By Rachel Boland
The melodious voices of the College’s Chorale filled Mayo Concert Hall on Saturday, Oct. 14, at 8 p.m. as audience members sat captivated by the music.
The choir, comprised of 24 members, sang 10 songs in Greek, Russian, Latin and Slavonic.
Singing an entire concert in different languages was a first for the Chorale, said Courtney Woods, a senior early childhood education and music double major. Many of the singers had to put in extra work to learn the lyrics.
“We couldn’t really read the symbols,” Woods said. “The texts had to be written out.”
During the concert, the translated lyrics were projected onto a screen behind the students.
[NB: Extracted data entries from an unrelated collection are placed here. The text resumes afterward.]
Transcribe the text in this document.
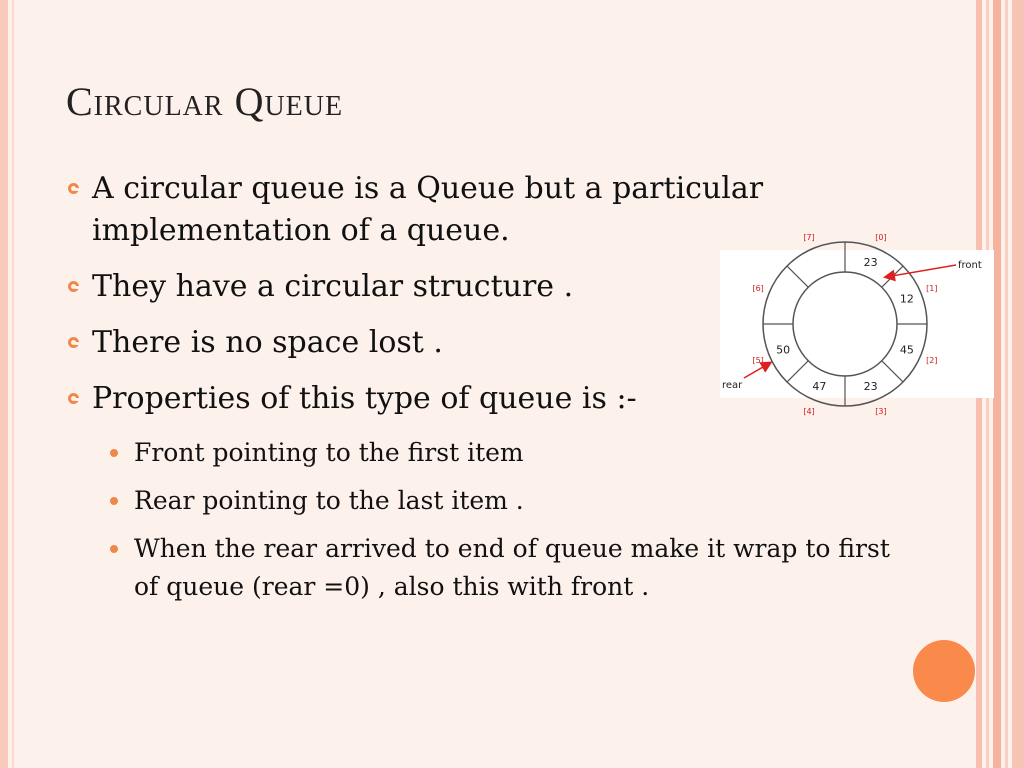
Circular Queue
A circular queue is a Queue but a particular implementation of a queue.
They have a circular structure .
There is no space lost .
Properties of this type of queue is :-
Front pointing to the first item
Rear pointing to the last item .
When the rear arrived to end of queue make it wrap to first of queue (rear =0) , also this with front .
23
[0]
12
[1]
45
[2]
23
[3]
47
[4]
50
[5]
[6]
[7]
front
rear
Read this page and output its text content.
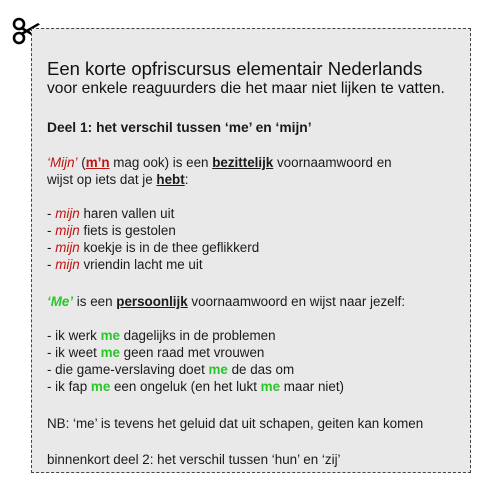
Een korte opfriscursus elementair Nederlands
voor enkele reaguurders die het maar niet lijken te vatten.
Deel 1: het verschil tussen ‘me’ en ‘mijn’
‘Mijn’ (m’n mag ook) is een bezittelijk voornaamwoord en
wijst op iets dat je hebt:
- mijn haren vallen uit
- mijn fiets is gestolen
- mijn koekje is in de thee geflikkerd
- mijn vriendin lacht me uit
‘Me’ is een persoonlijk voornaamwoord en wijst naar jezelf:
- ik werk me dagelijks in de problemen
- ik weet me geen raad met vrouwen
- die game-verslaving doet me de das om
- ik fap me een ongeluk (en het lukt me maar niet)
NB: ‘me’ is tevens het geluid dat uit schapen, geiten kan komen
binnenkort deel 2: het verschil tussen ‘hun’ en ‘zij’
Pictures of religious figures like Jesus and Mary were also shown to go with the religious theme of the music.
For most of the songs, the choir was arranged so that the different sections, sopranos, tenors, altos and basses were mixed together.
The only exception was the piece “Magnificat” by Arvo Part, where the choir members were organized by section because of the difficulty of the song.
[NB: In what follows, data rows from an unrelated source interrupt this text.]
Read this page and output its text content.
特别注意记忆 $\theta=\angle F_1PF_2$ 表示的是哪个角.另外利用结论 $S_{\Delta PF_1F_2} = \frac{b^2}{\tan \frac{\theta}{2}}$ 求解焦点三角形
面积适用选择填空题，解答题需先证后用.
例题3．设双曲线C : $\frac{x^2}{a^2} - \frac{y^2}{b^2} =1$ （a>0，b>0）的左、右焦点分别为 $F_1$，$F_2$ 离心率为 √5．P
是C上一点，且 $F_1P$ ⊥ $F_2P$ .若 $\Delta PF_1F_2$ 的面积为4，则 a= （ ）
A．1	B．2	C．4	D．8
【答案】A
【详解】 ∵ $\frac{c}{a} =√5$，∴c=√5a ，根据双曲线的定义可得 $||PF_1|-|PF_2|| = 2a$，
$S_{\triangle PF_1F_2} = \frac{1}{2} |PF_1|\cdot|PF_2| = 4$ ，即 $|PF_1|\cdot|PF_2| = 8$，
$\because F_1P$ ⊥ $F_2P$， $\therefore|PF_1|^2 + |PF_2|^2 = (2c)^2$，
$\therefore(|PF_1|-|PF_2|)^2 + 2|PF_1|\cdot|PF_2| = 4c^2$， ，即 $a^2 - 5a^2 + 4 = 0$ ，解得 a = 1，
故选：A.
One of the audience members, Corinne Petersen, a junior special education and English double major, said that the integration of the different languages made the concert more lively.
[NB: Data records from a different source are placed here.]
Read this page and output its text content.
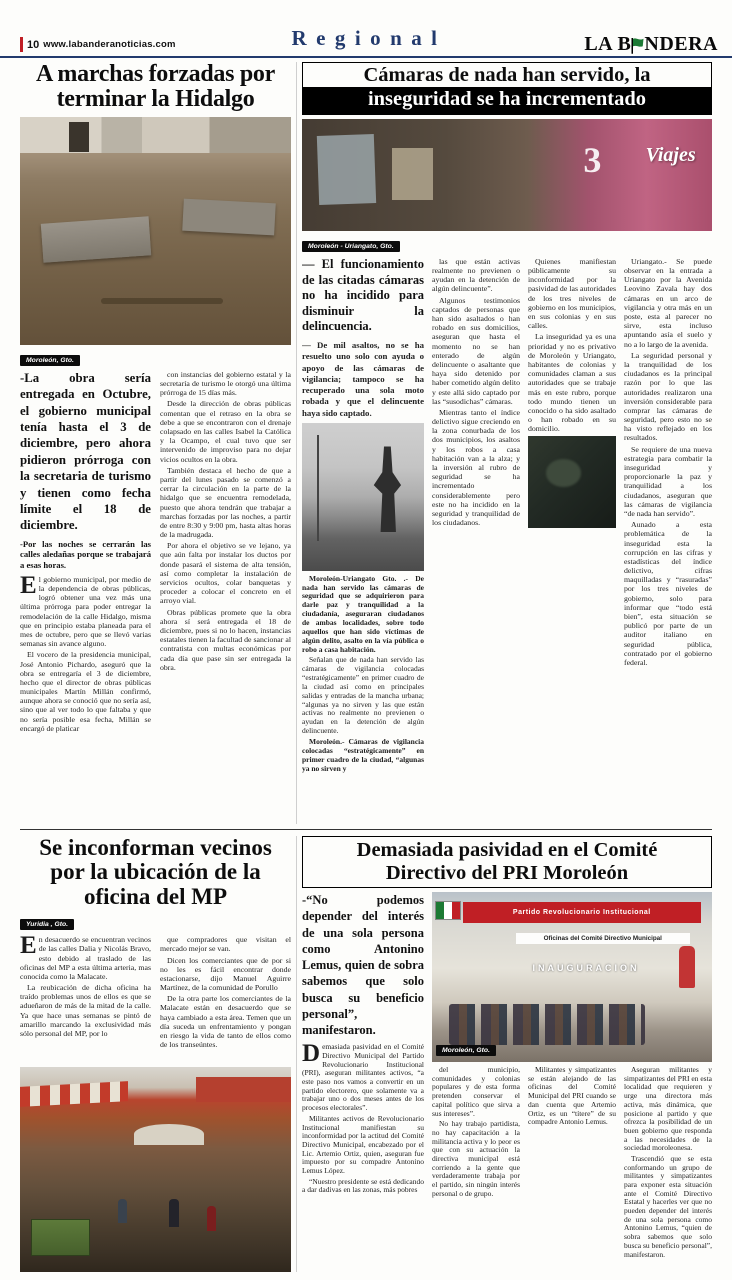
10 www.labanderanoticias.com	Regional	LA B NDERA
A marchas forzadas por terminar la Hidalgo
Moroleón, Gto.

-La obra sería entregada en Octubre, el gobierno municipal tenía hasta el 3 de diciembre, pero ahora pidieron prórroga con la secretaria de turismo y tienen como fecha límite el 18 de diciembre.

-Por las noches se cerrarán las calles aledañas porque se trabajará a esas horas.

El gobierno municipal, por medio de la dependencia de obras públicas, logró obtener una vez más una última prórroga para poder entregar la remodelación de la calle Hidalgo, misma que en principio estaba planeada para el mes de octubre, pero que se llevó varias semanas sin avance alguno.

El vocero de la presidencia municipal, José Antonio Pichardo, aseguró que la obra se entregaría el 3 de diciembre, hecho que el director de obras públicas municipales Martín Millán confirmó, aunque ahora se conoció que no sería así, sino que al ver todo lo que faltaba y que no sería posible esa fecha, Millán se encargó de platicar

con instancias del gobierno estatal y la secretaría de turismo le otorgó una última prórroga de 15 días más.

Desde la dirección de obras públicas comentan que el retraso en la obra se debe a que se encontraron con el drenaje colapsado en las calles Isabel la Católica y la Ocampo, el cual tuvo que ser intervenido de improviso para no dejar vicios ocultos en la obra.

También destaca el hecho de que a partir del lunes pasado se comenzó a cerrar la circulación en la parte de la hidalgo que se encuentra remodelada, puesto que ahora tendrán que trabajar a marchas forzadas por las noches, a partir de entre 8:30 y 9:00 pm, hasta altas horas de la madrugada.

Por ahora el objetivo se ve lejano, ya que aún falta por instalar los ductos por donde pasará el sistema de alta tensión, así como completar la instalación de servicios ocultos, colar banquetas y proceder a colocar el concreto en el arroyo vial.

Obras públicas promete que la obra ahora sí será entregada el 18 de diciembre, pues si no lo hacen, instancias estatales tienen la facultad de sancionar al contratista con multas económicas por cada día que pase sin ser entregada la obra.

Cámaras de nada han servido, la
inseguridad se ha incrementado
3 Viajes
Moroleón - Uriangato, Gto.

— El funcionamiento de las citadas cámaras no ha incidido para disminuir la delincuencia.

— De mil asaltos, no se ha resuelto uno solo con ayuda o apoyo de las cámaras de vigilancia; tampoco se ha recuperado una sola moto robada y que el delincuente haya sido captado.

Moroleón-Uriangato Gto. .- De nada han servido las cámaras de seguridad que se adquirieron para darle paz y tranquilidad a la ciudadanía, aseguraran ciudadanos de ambas localidades, sobre todo aquellos que han sido víctimas de algún delito, asalto en la vía pública o robo a casa habitación.

Señalan que de nada han servido las cámaras de vigilancia colocadas “estratégicamente” en primer cuadro de la ciudad así como en principales salidas y entradas de la mancha urbana; “algunas ya no sirven y las que están activas no realmente no previenen o ayudan en la detención de algún delincuente.

Moroleón.- Cámaras de vigilancia colocadas “estratégicamente” en primer cuadro de la ciudad, “algunas ya no sirven y

las que están activas realmente no previenen o ayudan en la detención de algún delincuente”.

Algunos testimonios captados de personas que han sido asaltados o han robado en sus domicilios, aseguran que hasta el momento no se han enterado de algún delincuente o asaltante que haya sido detenido por haber cometido algún delito y este allá sido captado por las “susodichas” cámaras.

Mientras tanto el índice delictivo sigue creciendo en la zona conurbada de los dos municipios, los asaltos y los robos a casa habitación van a la alza; y la inversión al rubro de seguridad se ha incrementado considerablemente pero este no ha incidido en la seguridad y tranquilidad de los ciudadanos.

Quienes manifiestan públicamente su inconformidad por la pasividad de las autoridades de los tres niveles de gobierno en los municipios, en sus colonias y en sus calles.

La inseguridad ya es una prioridad y no es privativo de Moroleón y Uriangato, habitantes de colonias y comunidades claman a sus autoridades que se trabaje más en este rubro, porque todo mundo tienen un conocido o ha sido asaltado o han robado en su domicilio.

Uriangato.- Se puede observar en la entrada a Uriangato por la Avenida Leovino Zavala hay dos cámaras en un arco de vigilancia y otra más en un poste, esta al parecer no sirve, esta incluso apuntando asía el suelo y no a lo largo de la avenida.

La seguridad personal y la tranquilidad de los ciudadanos es la principal razón por lo que las autoridades realizaron una inversión considerable para comprar las cámaras de seguridad, pero esto no se ha visto reflejado en los resultados.

Se requiere de una nueva estrategia para combatir la inseguridad y proporcionarle la paz y tranquilidad a los ciudadanos, aseguran que las cámaras de vigilancia “de nada han servido”.

Aunado a esta problemática de la inseguridad esta la corrupción en las cifras y estadísticas del índice delictivo, cifras maquilladas y “rasuradas” por los tres niveles de gobierno, solo para informar que “todo está bien”, esta situación se publicó por parte de un auditor italiano en seguridad pública, contratado por el gobierno federal.

Se inconforman vecinos por la ubicación de la oficina del MP
Yuridia , Gto.

En desacuerdo se encuentran vecinos de las calles Dalia y Nicolás Bravo, esto debido al traslado de las oficinas del MP a esta última arteria, mas conocida como la Malacate.

La reubicación de dicha oficina ha traído problemas unos de ellos es que se adueñaron de más de la mitad de la calle. Ya que hace unas semanas se pintó de amarillo marcando la exclusividad más sólo personal del MP, por lo

que compradores que visitan el mercado mejor se van.

Dicen los comerciantes que de por si no les es fácil encontrar donde estacionarse, dijo Manuel Aguirre Martínez, de la comunidad de Porullo

De la otra parte los comerciantes de la Malacate están en desacuerdo que se haya cambiado a esta área. Temen que un día suceda un enfrentamiento y pongan en riesgo la vida de tanto de ellos como de los transeúntes.

Demasiada pasividad en el Comité
Directivo del PRI Moroleón

-“No podemos depender del interés de una sola persona como Antonino Lemus, quien de sobra sabemos que solo busca su beneficio personal”, manifestaron.

Demasiada pasividad en el Comité Directivo Municipal del Partido Revolucionario Institucional (PRI), aseguran militantes activos, “a este paso nos vamos a convertir en un partido electorero, que solamente va a trabajar uno o dos meses antes de los procesos electorales”.

Militantes activos de Revolucionario Institucional manifiestan su inconformidad por la actitud del Comité Directivo Municipal, encabezado por el Lic. Artemio Ortiz, quien, aseguran fue impuesto por su compadre Antonino Lemus López.

“Nuestro presidente se está dedicando a dar dadivas en las zonas, más pobres

Partido Revolucionario Institucional
Oficinas del Comité Directivo Municipal
INAUGURACION
Moroleón, Gto.

del municipio, comunidades y colonias populares y de esta forma pretenden conservar el capital político que sirva a sus intereses”.

No hay trabajo partidista, no hay capacitación a la militancia activa y lo peor es que con su actuación la directiva municipal está corriendo a la gente que verdaderamente trabaja por el partido, sin ningún interés personal o de grupo.

Militantes y simpatizantes se están alejando de las oficinas del Comité Municipal del PRI cuando se dan cuenta que Artemio Ortiz, es un “títere” de su compadre Antonio Lemus.

Aseguran militantes y simpatizantes del PRI en esta localidad que requieren y urge una directora más activa, más dinámica, que posicione al partido y que ofrezca la posibilidad de un buen gobierno que responda a las necesidades de la sociedad moroleonesa.

Trascendió que se esta conformando un grupo de militantes y simpatizantes para exponer esta situación ante el Comité Directivo Estatal y hacerles ver que no pueden depender del interés de una sola persona como Antonino Lemus, “quien de sobra sabemos que solo busca su beneficio personal”, manifestaron.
She was especially excited for the second song, “Spaseniye Sodelal (Salvation is Created)” by Pavel Chesnokov.
“Every language has its own music so I think it’s a really interesting experience when you listen to music that is beautiful (with) the added layer of a different language,” Petersen said.
Lorena Limato, a senior music education major, favored the last piece,
“Totus Tuus (Totally Yours)” by Henryk Górecki. Limato appreciated the ending of the piece because it “came down and focused you in.”
“The harmonic material of it sometimes could be very consonant and melodic,” Limato said. “There were other times when the notes would clash with each other on purpose, making the hair on your neck stand up. I liked it.”
The choir was conducted by guest conductor Richard Tang-Yuk. Tang-Yuk has over 30 years of experience conducting and is temporarily replacing the usual conductor of the TCNJ Chorale, John P. Leonard, who is on sabbatical.
Tang-Yuk found it difficult to plan the program without knowing much about the choir or the students involved. However, students were eager to learn and were very committed to the music.
“They learned the notes very quickly,” Tang-Yuk said. “After four rehearsals they had practically learned all the notes.”
Tang-Yuk was pleased with the outcome of the concert.
“I thought it went pretty well,” he said. “It wasn’t perfect, but there are no perfect performances. It’s all about the learning process for the students.”